Weihnachtszeit ist Spendenzeit. Die große, volkstümliche ORF-Spendenshow "Licht ins Dunkel" hat wieder einmal das Ergebnis des Vorjahres übertroffen, trotz hereinbrechender Wirtschaftskrise. Im Allgemeinen nimmt aber angesichts klammer Geldbörsen die Bereitschaft der ÖsterreicherInnen zum Geldspenden ab, NGOs konstatieren zunehmend Probleme im Lukrieren der benötigten Mittel.
In dieser Situation liegt nun ein Beschluss des Ministerrates vor, wonach "mildtätige" Spenden künftig steuerlich absetzbar sein sollen.
Was "mildtätig" ist, das wird freilich Josef Pröll selbst bestimmen. Und, er ließ auch schon verlauten, dass er mit Sicherheit keinen "Aktivismus" und keine "Demonstrationen" fördern wolle.
Mit anderen Worte: Wer erstens brav den Mund hält und zweitens jene sozialen Mindeststandards herstellt, für die eigentlich der Staat sorgen sollte, wird von der Regelung begünstigt.
Alle anderen schauen durch die Finger und sehen sich unter Umständen durch die Umleitung der Spendenströme in ihrer Existenz gefährdet. Katholisch-demütiger Dienst am Nächsten: ja, lautstarkes Aufmerksammachen auf gesellschaftliche Missstände und Grundrechtsverletzungen: nein! Das erinnert an jene juristische Tricks, mit denen Wladimir Putin in Russland die Zivilgesellschaft zu gängeln pflegt.
Zugleich ist ein Gesetz zur Absetzbarkeit von Spenden nichts anderes als die konsequente Umsetzung einer ideologischen Agenda. Als wohltätiger Akt getarnt, wird hier in Wahrheit der soziale Bereich privatisiert, es wird dem Staat ermöglicht, sich aus der sozialen Verantwortung hinauszustehlen.

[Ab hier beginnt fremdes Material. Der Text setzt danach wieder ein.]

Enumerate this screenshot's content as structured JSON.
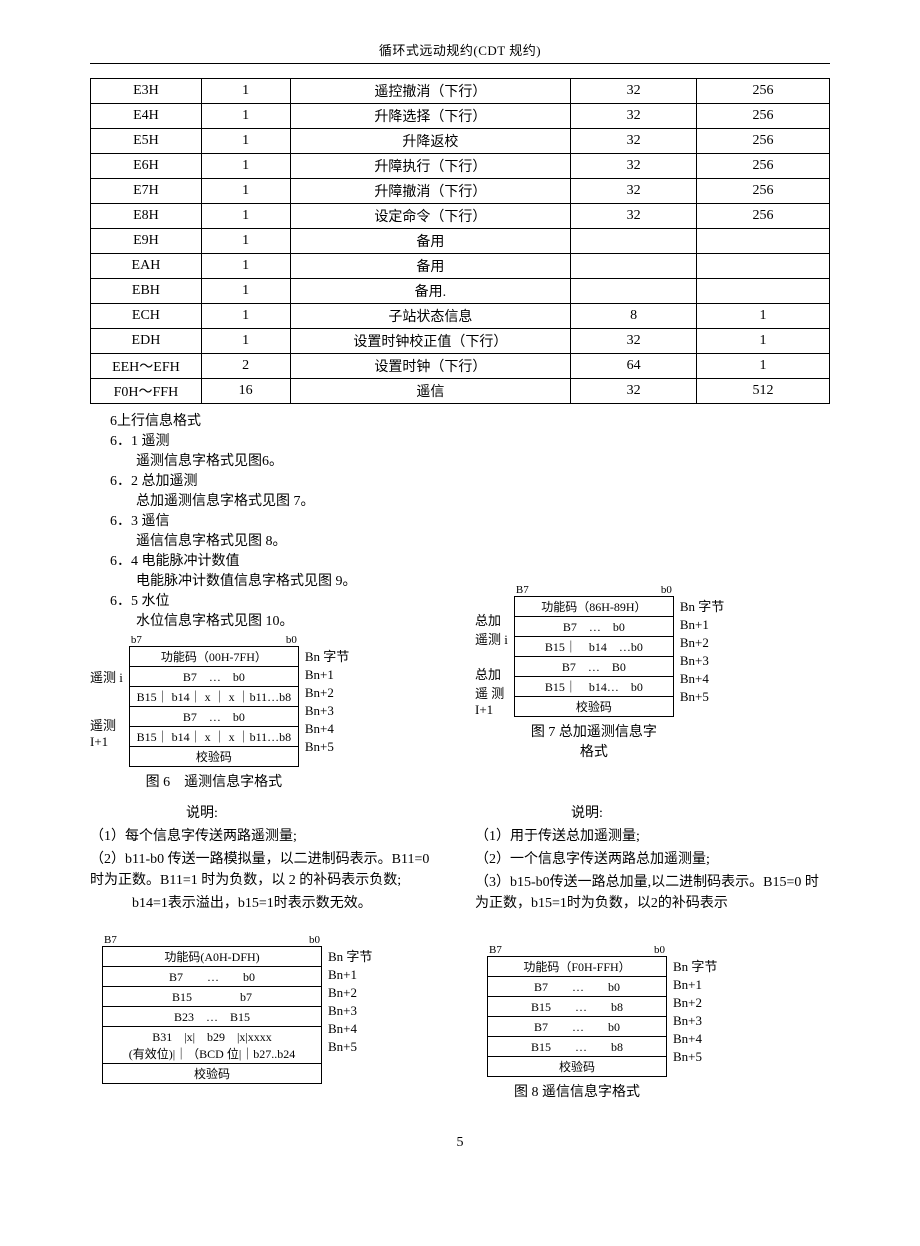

Natürlich begrüßt man im Lager der Hilfsorganisation diese Maßnahme. Dort regiert verständlicher Weise der kurzfristige Blick auf das Wohlergehen der eigenen Organisation und auf die Aufrechterhaltung laufender Projekte. Langfristig kommt die steuerliche Absetzbarkeit karitativer Spenden aber einem dezidiert neoliberalen Wunschtraum verdächtig entgegen: dem völligen Rückbau des Staates zugunsten privater Akteure! Auch im sozialen Bereich.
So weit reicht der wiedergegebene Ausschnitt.